Magazines’ Subscription Solution

Since launching in the U.S. four years ago, British import OK! has been determined to grow its newsstand sales, slashing its cover price and spending lavishly for celebrity exclusives.
Now, with the realities of the economy and rivals coming to bear, OK! is changing course.

Rather than cut its weekly circ guarantee to advertisers, OK! will reduce its newsstand, dropping it from almost half its circulation to about one-third. Leaning more on subscriptions, publisher Lori Burgess said, “just alleviates that intense pressure.”

While newsstand sales have long been a sign of health, particularly for celebrity weeklies, those days are waning, as titles have offset weak newsstand sales with subscriptions. Ten years ago, consumer magazines got 18 percent of their circ from newsstand. Today, that figure is less than 13 percent, as single-copy volume has declined about 29 percent.

For titles that derive a large volume of their sales from the newsstand, single-copy sales remain important. “Newsstand is definitely a barometer of wantedness,” said Paul Caine, president, group publisher, Time Inc. Style and Entertainment Group, whose People magazine is the No. 2 magazine on the newsstand behind Cosmopolitan, with more than 1.3 million in average weekly sales.

“These are valuable shoppers,” said Ian Scott, president of Bauer Media Group, whose titles In Touch and Life & Style are almost entirely newsstand-based. “Newsstand buyers choose the magazine, pay full price and engage in the advertising.”

Yet buyers aren’t so sure anymore. They said it matters less to them today if a magazine gets its circulation from the newsstand as opposed to subscriptions. “We always made the case [that] the newsstand buyer traditionally pays more,” said Roberta Garfinkle, svp, director of print strategy, TargetCast. “But I’m not sure how relevant that is now.”

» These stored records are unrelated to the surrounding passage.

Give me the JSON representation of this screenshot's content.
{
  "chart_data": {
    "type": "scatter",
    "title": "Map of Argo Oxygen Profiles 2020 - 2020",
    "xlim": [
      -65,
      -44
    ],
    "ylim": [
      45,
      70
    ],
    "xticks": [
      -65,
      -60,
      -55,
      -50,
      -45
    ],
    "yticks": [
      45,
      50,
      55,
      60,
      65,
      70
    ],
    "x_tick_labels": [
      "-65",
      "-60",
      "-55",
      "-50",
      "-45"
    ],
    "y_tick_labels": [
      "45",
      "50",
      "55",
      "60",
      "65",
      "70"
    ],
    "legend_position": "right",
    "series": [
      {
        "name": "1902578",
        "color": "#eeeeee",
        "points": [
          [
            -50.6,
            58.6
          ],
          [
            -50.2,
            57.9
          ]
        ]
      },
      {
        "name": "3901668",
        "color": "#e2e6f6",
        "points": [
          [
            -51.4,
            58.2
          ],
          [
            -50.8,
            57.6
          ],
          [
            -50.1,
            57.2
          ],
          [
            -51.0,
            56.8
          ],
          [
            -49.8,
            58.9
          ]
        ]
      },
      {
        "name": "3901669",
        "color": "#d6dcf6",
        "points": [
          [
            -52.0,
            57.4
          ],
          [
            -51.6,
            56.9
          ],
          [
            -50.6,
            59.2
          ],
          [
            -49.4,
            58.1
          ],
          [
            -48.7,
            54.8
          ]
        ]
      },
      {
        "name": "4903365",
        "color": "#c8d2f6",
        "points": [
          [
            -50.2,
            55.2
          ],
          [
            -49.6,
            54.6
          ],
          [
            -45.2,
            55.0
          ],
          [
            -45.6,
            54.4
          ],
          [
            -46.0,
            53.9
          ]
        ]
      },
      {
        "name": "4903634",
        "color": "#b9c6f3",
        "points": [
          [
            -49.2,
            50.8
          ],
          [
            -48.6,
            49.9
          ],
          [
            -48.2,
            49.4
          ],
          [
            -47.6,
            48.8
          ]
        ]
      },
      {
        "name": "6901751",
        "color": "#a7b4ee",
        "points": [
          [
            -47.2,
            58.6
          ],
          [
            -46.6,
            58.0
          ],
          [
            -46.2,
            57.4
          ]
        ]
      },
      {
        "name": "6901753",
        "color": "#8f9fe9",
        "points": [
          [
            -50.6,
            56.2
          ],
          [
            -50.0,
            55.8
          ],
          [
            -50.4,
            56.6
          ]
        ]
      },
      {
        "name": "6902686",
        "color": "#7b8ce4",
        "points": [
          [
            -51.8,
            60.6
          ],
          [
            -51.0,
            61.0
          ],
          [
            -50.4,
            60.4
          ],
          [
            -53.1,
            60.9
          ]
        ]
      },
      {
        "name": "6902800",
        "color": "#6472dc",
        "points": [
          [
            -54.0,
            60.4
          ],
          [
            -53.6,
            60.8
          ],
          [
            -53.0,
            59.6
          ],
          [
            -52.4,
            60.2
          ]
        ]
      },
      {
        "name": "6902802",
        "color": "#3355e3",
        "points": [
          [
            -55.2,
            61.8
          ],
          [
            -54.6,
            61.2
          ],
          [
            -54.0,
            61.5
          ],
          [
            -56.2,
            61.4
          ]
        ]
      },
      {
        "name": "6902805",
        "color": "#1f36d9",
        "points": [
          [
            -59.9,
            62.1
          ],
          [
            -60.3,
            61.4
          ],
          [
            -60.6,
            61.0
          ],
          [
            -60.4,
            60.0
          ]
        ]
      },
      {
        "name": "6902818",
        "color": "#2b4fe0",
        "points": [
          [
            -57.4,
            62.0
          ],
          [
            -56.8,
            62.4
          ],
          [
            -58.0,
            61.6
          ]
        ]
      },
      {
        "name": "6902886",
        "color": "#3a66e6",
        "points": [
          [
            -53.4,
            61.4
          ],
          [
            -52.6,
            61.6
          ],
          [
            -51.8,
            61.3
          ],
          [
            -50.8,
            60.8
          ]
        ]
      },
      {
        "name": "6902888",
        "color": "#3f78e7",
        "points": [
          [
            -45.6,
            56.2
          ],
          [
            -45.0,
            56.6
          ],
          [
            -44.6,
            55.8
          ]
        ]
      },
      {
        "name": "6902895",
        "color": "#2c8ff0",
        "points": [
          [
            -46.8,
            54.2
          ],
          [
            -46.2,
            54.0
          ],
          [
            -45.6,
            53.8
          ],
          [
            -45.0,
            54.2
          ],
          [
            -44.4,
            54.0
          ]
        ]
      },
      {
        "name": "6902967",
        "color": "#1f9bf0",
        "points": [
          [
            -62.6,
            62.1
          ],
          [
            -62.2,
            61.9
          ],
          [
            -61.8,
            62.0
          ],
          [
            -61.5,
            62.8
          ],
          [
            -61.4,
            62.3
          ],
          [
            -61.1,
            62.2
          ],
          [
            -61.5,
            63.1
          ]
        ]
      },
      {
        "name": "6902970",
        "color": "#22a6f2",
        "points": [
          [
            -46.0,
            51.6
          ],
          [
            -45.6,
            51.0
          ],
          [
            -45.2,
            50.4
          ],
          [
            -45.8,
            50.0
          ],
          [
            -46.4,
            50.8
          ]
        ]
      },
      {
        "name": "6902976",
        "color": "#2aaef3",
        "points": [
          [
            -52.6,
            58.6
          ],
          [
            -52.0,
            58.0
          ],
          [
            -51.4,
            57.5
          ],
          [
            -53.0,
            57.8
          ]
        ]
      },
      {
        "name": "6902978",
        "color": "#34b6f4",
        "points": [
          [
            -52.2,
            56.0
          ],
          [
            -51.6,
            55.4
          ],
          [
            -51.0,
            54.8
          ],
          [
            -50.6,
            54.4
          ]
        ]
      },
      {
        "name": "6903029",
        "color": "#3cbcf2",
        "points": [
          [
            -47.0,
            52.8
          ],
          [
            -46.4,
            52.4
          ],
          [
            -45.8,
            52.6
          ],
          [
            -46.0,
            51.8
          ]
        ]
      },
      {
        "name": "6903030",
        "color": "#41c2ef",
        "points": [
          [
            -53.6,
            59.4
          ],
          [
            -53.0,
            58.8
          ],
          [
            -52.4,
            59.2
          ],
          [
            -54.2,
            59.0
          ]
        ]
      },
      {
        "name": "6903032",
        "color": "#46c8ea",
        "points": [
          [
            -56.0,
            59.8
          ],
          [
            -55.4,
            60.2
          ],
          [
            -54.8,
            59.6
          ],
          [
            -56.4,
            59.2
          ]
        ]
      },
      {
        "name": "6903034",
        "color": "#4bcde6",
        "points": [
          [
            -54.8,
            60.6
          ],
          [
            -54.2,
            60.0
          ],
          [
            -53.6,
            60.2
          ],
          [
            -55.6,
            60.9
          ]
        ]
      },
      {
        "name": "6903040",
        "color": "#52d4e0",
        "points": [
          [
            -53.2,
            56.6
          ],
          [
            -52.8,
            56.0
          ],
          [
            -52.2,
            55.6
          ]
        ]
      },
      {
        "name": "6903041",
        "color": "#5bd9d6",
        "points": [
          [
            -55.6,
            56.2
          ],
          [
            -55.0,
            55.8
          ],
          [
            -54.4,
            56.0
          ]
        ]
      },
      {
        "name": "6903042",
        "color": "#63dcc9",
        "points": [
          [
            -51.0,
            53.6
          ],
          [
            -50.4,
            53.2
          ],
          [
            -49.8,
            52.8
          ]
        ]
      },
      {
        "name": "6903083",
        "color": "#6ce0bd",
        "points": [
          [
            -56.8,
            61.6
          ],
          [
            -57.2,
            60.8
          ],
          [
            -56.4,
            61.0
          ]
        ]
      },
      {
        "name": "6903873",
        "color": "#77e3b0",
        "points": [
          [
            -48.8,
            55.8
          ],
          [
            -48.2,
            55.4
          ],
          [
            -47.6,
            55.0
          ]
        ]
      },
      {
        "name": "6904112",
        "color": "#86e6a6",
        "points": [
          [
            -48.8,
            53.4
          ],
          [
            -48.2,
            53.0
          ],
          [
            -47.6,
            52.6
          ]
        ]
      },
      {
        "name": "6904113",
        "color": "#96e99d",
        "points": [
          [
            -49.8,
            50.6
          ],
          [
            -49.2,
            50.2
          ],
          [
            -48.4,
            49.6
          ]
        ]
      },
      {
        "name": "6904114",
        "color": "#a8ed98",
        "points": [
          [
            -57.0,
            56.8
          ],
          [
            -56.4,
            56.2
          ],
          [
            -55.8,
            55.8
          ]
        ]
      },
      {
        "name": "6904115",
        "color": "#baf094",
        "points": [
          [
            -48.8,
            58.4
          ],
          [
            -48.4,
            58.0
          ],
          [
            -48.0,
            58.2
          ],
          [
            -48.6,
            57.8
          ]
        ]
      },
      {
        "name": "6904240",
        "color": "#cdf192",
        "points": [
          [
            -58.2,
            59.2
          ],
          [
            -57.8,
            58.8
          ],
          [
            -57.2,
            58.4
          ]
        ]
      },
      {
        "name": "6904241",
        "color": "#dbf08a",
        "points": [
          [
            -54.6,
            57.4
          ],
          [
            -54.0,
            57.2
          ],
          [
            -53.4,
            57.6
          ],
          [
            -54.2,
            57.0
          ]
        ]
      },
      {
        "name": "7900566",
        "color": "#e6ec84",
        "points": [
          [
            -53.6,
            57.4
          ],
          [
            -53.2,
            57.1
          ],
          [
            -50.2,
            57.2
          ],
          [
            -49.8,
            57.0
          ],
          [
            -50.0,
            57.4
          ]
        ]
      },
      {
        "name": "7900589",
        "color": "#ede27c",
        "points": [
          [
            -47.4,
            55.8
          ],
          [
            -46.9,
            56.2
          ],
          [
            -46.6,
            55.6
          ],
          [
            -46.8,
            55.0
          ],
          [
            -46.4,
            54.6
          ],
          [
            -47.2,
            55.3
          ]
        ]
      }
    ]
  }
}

Robin Steinberg, svp, director of print investment and activation, MediaVest, said newsstand has long been a yardstick of a magazine’s vitality.

However, as consumers make fewer trips to the newsstand under economic pressures, annual subscriptions are offered at extreme discounts and content is available free online, that practice seems to have lost validity. Besides, data (Affinity) have shown no significant difference in how single-copy buyers and subscribers respond to ads, Steinberg said.

Us Weekly is another title that has hiked its reliance on subscriptions to make its rate base promise. Its 1.9 million-circ is more than 57 percent subscriptions, up almost 10 percentage points over the past two years. Vicci Lasdon Rose, publisher of Us, said that while “advertisers are attracted to magazines with strong single-copy sales,” Us’ 1 million-plus subscribers, paying more than $1 a copy, also are a quality audience.

While it’s true subscriptions provide a steadier stream of revenue than do single-copy sales, at a lower per-issue price, they’re less profitable if at all.

That was a problem Star faced when it opted to reduce its rate base in 2009 and again in 2010, by 15 percent to 925,000, rather than replace newsstand with money-losing subs, said David Leckey, evp, consumer marketing for Star’s parent American Media Inc.

“We just don’t have the benefit of the advertising dollars being able to support subscriptions’ lost profitability,” he said. Circulation, he said, “has to contribute.”